A digital boon for classical music?
New high-quality audio files may entice audiofiles to buy classical fare on the web.
When Amazon.com recently joined the push to sell digital downloads without copy protection, the implications were particularly meaningful to classical-music fans. By removing the layer of software known as digital rights management, or DRM, customers can not only play their music on any device they choose (PCs, Macs, and iPods), but they also may stand to benefit from improved sound quality.
Even with copy protection, classical music has surprised many doomsayers with its robust sales over the past year. On Apple's iTunes, which controls over 70 percent of the digital market, classical purchases account for 12 percent of sales, four times its share of the CD market. Last year, classical was the industry's fastest-growing musical genre, despite the closing of Tower Records, which represented 30 percent of the total classical market share (this bump was partly due to popular crossover acts such as the Italian crooner Andrea Bocelli and the operatic boy band Il Divo). Industry figures are hopeful that dropping copy protection – thus allowing for big, clear-sounding and noncompressed audio files – will generate even stronger interest in classical downloads.
"It will definitely draw more classical listeners to the download," says Mark Forlow, the vice president of EMI Classics US, whose catalogue includes such artists as conductor Simon Rattle and violinist Maxim Vengerov as well as historical recordings by soprano Maria Callas and cellist Jacqueline Du Pré. "For as long as recorded sound has been in existence, the people who buy classical music like to have the best sound."
A week prior to Amazon's decision, EMI announced it would become the first major label to drop DRM from its iTunes catalogue starting later this month. Mr. Forlow believes there is a strong demand for DRM-free music even though it will come at a premium cost of $1.29, which is $0.30 more than iTunes's usual $.99 rate.

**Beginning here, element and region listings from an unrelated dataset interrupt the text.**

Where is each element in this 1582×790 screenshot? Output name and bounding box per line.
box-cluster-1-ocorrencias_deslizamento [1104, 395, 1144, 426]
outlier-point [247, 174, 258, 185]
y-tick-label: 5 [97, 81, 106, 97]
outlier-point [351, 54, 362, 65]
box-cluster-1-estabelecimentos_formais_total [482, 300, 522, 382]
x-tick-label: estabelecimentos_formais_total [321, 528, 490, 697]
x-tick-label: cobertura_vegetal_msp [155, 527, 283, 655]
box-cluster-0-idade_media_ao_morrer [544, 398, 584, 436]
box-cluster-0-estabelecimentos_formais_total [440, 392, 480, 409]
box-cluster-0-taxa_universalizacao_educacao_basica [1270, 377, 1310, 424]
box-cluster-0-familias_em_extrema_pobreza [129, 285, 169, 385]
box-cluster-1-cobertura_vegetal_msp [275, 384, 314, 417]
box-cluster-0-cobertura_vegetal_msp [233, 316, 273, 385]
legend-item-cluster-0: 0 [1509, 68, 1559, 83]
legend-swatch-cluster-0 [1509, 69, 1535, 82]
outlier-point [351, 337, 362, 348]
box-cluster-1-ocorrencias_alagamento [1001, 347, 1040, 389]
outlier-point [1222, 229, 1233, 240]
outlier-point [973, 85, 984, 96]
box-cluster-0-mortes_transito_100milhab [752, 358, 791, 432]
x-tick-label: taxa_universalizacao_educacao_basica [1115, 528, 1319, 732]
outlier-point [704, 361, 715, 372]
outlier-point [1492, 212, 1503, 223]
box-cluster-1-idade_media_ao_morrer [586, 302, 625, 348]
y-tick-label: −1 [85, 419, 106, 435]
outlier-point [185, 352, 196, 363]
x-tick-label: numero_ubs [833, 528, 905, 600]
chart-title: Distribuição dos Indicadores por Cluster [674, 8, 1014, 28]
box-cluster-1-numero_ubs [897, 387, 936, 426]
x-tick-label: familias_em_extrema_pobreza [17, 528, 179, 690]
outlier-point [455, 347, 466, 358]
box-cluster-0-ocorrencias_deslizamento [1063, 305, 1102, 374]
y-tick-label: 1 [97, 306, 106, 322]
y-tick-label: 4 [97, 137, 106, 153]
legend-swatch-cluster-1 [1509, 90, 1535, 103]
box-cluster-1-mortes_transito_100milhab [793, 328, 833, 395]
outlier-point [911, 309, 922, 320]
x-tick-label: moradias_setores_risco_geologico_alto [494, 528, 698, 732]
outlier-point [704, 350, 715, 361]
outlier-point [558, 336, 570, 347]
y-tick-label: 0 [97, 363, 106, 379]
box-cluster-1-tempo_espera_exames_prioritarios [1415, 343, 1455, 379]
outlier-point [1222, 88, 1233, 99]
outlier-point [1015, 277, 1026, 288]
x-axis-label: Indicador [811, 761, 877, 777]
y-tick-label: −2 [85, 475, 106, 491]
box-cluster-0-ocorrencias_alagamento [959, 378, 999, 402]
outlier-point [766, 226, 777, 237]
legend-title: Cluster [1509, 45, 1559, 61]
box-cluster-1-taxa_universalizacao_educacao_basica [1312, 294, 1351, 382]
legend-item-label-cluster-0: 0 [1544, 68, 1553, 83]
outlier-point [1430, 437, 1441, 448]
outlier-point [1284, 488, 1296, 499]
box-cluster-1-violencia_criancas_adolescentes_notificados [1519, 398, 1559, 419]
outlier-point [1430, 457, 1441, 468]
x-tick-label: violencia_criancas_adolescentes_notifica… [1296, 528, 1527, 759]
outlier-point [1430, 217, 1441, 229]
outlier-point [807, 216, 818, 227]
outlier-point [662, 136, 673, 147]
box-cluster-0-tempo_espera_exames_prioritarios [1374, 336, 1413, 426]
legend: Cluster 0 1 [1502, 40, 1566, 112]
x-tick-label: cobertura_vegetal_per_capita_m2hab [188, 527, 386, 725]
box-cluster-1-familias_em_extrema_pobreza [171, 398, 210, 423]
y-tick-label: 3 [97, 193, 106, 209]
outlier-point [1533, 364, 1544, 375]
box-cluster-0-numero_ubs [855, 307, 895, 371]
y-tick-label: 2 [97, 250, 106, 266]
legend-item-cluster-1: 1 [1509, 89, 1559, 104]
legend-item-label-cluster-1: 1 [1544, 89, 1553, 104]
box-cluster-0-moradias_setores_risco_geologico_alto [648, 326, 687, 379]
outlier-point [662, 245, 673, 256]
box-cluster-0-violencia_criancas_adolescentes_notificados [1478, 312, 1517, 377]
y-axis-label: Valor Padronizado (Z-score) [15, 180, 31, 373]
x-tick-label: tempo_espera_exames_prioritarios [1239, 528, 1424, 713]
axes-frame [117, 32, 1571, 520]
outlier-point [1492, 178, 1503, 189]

Online retailers report that classical consumers usually prefer large audio files that eat up hard-drive space and take longer to download to compressed files that are smaller but sound inferior. At Magnatune, an independent online record label featuring artists such as the Philharmonia Baroque Orchestra, files come in five different formats, from CD-quality WAV files to compressed MP3s. Shannon Coulter, Magnatune's director of A&R, says the WAV format is the most popular choice. "Real classical music fans tend to be audiophiles," she notes.
Similarly, the Philadelphia Orchestra sells downloads of its performances both as traditional MP3s as well as noncompressed FLAC files, which feature double the encoding rate. Christopher Amos, the orchestra's director of electronic media, says that about half of all sales are in the FLAC format. "We're dealing with a very sophisticated audience," he says. "We've had a lot of traction with specialists."
Others are more skeptical that die-hard classical fans will abandon CDs in favor of downloads, compression or no compression.
"Generally speaking, with classical music there are so many physical discs that you can buy for $8 – uncompressed CDs with liner notes," says Eric Feidner, the president of ArkivMusic.com, an online classical CD store. "It doesn't make a lot of sense to spend the same amount or more for a digital download, which is inherently inferior."
ArkivMusic recently surveyed 4,700 of its customers about their purchasing habits. Nearly two-thirds said they don't listen to music on an iPod and three quarters have never purchased classical downloads. A full 82 percent have never bought music on iTunes.
Many industry analysts say that ultimately, stores like iTunes and eMusic serve the newcomer well, but are less geared to the enthusiast looking to delve deeper.
"Classical-music fans are deeper fans and they feel frustrated with being serviced by traditional retail," says David Card, a senior analyst at Jupiter Research. At the same time, he believes that classical represents a low-risk genre with which to experiment with DRM.
"Labels are concerned that DRM won't jump-start the market enough. If I'm a label, I'm not going to go DRM-free with the latest Shakira song. I'm going with some classical stuff and see if I can command that $1.29 premium."